First, some background. Chris Kenyon, VP of OEM Services and Alliances at Canonical, essentially serves as the company's channel chief. Kenyon is approachable and on-message when our resident blogger speaks with him.

According to Canonical, the hardware certification program now has three components:
  • 'Ubuntu Certified' allows manufacturers to submit systems to be certified to Canonical's testing facility, where certification testing and validation is performed by Canonical engineers.
  • 'Ubuntu Ready' (formerly 'Ubuntu Compatible') allows manufacturers to self-test using a checkbox test suite, and submit results to Canonical for validation.
  • 'Ubuntu Compatible Component' is a new service whereby a component internal to a system has been validated as Ubuntu Certified by Canonical.
Canonical offers up a validated hardware listing and a hardware and OEM Partner certification portal to help partners and customers track down Ubuntu-compatible systems.

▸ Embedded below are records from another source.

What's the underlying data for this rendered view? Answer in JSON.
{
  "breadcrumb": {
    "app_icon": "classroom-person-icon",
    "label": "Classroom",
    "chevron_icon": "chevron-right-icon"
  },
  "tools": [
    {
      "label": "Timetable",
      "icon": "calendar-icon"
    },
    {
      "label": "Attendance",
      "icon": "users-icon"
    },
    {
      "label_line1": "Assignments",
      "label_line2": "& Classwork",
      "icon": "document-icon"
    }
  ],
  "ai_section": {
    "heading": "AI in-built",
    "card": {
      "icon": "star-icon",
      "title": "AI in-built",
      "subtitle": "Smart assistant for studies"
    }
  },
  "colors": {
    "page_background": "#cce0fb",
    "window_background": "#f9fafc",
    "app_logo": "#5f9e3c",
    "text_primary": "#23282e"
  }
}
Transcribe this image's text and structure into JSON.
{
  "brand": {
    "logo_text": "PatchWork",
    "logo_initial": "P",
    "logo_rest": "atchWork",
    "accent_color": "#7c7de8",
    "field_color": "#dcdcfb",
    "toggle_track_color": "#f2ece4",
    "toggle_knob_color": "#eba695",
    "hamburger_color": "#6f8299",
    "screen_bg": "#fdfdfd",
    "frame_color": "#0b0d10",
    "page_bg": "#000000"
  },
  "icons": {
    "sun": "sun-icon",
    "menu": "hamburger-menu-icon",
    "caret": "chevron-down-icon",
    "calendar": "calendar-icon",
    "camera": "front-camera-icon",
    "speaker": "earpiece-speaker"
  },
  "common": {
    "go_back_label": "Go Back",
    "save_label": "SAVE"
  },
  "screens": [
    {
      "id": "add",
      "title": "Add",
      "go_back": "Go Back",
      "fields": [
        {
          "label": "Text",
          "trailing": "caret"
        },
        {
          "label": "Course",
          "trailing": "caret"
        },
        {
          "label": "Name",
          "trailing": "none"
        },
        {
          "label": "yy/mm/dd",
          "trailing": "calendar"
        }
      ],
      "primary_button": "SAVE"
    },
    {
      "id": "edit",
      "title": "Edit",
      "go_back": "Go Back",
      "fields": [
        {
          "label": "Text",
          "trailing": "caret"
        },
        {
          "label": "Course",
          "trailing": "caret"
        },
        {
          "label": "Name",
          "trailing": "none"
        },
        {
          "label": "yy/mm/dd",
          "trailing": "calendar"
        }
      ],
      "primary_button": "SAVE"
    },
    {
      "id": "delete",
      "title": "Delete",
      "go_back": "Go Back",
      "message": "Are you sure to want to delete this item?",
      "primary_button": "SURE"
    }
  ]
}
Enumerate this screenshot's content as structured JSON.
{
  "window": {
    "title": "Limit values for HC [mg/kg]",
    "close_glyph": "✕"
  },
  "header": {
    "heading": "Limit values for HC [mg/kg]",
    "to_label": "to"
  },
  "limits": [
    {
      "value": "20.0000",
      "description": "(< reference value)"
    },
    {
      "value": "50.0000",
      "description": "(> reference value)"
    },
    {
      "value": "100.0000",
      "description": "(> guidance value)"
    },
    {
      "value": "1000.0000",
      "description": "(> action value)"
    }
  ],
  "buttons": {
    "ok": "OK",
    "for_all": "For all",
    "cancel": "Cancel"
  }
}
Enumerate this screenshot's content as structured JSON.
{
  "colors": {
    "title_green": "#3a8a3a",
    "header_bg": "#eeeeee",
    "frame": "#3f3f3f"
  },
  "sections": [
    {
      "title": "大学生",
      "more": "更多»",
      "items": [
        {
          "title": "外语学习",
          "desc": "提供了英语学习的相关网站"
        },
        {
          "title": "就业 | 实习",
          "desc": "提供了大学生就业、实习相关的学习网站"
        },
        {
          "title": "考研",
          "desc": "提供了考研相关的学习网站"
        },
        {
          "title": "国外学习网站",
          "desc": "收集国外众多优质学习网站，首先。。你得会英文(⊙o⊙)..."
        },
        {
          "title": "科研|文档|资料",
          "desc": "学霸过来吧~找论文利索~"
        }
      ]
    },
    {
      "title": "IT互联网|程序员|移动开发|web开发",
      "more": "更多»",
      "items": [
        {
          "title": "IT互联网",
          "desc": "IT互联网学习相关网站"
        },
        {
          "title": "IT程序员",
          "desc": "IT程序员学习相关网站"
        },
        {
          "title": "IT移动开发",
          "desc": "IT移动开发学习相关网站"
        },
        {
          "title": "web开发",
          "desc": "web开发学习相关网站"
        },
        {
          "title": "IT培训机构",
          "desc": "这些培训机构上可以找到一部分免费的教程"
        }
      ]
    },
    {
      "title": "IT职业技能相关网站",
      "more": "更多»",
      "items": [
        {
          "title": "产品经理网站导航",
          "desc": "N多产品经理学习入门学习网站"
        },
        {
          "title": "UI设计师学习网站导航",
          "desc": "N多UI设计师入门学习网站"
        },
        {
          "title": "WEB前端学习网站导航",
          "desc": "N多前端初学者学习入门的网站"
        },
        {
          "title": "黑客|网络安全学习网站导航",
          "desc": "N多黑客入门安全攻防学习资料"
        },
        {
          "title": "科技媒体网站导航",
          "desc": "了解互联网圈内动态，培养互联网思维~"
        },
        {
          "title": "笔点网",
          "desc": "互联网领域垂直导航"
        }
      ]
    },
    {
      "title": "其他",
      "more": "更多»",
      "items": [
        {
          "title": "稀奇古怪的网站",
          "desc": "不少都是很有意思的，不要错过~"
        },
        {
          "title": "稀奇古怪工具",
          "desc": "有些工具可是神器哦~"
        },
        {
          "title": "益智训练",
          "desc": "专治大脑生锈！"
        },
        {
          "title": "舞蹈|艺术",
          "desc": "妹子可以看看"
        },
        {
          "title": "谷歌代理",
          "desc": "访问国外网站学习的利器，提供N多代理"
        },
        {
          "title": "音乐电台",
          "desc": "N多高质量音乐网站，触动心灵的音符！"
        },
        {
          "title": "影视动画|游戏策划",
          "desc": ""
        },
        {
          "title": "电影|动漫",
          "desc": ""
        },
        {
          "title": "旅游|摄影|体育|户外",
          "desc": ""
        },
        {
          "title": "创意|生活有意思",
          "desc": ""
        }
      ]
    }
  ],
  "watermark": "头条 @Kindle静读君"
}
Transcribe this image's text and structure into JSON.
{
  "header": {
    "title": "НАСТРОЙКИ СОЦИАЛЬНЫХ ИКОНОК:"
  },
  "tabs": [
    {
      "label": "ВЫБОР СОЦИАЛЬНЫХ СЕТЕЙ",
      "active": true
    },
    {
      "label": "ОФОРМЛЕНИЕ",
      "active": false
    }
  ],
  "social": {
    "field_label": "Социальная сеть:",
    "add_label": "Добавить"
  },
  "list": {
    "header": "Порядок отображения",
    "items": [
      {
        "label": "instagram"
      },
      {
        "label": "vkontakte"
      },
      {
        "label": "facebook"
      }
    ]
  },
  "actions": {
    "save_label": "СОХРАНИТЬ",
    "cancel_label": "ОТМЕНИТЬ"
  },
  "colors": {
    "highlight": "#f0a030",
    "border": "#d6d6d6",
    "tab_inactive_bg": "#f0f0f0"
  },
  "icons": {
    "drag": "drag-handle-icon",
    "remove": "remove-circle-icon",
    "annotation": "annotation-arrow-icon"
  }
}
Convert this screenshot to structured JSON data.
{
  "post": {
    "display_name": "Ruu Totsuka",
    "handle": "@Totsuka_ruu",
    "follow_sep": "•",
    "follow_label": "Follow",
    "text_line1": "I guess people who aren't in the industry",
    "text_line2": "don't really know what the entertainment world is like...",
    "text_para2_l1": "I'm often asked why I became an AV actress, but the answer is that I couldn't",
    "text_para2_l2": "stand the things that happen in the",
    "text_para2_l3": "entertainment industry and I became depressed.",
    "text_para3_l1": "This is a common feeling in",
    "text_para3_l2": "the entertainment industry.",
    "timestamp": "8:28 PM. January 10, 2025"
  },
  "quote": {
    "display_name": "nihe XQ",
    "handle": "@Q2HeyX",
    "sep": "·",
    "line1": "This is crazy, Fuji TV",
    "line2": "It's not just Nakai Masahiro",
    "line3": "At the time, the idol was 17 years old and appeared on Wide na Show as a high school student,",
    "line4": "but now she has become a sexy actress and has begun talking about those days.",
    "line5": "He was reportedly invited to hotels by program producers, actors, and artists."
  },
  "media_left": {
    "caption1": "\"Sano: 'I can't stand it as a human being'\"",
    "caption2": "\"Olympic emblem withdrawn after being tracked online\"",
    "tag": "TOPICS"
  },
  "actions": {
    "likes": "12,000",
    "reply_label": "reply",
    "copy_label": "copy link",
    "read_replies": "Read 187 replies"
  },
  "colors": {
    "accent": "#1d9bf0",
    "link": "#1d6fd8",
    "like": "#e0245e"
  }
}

As of this blog entry, Acer and IBM are the only two OEMs that Canonical lists as recently validated hardware makers. The VAR Guy is checking in with Ubuntu system makers like Dell, System76 and ZaReason to see if they intend to embrace the new hardware OEM program. (In fact, there are signs that Dell plans to ship Ubuntu 10.04 systems in mid-2010.)

Moreover, our resident blogger is keeping a close eye on OEMs that may plan to develop Ubuntu-centric tablet computers and mobile Internet devices.

Hardware Challenges

Canonical had serious hardware momentum around 2008, when many North America PC makers were testing or deploying Ubuntu with their netbooks. But since that time, Microsoft has largely won back the North American netbook market with both Windows XP and Windows 7. And more recently, Novell has unveiled SUSE MeeGo for Netbooks -- which could put additional competitive pressure on Ubuntu.

On the server, Sun Microsystems had been a reasonably good Ubuntu partner but it's unclear how that relationship is shaping up now that Oracle owns Sun. Also, HP made some nominal Ubuntu server moves in 2009 but The VAR Guy hasn't seen heard much HP-Ubuntu chatter in recent months.

Canonical's most promising relationships seem to be in the cloud, where companies like Dell have vowed to support Ubuntu Enterprise Cloud.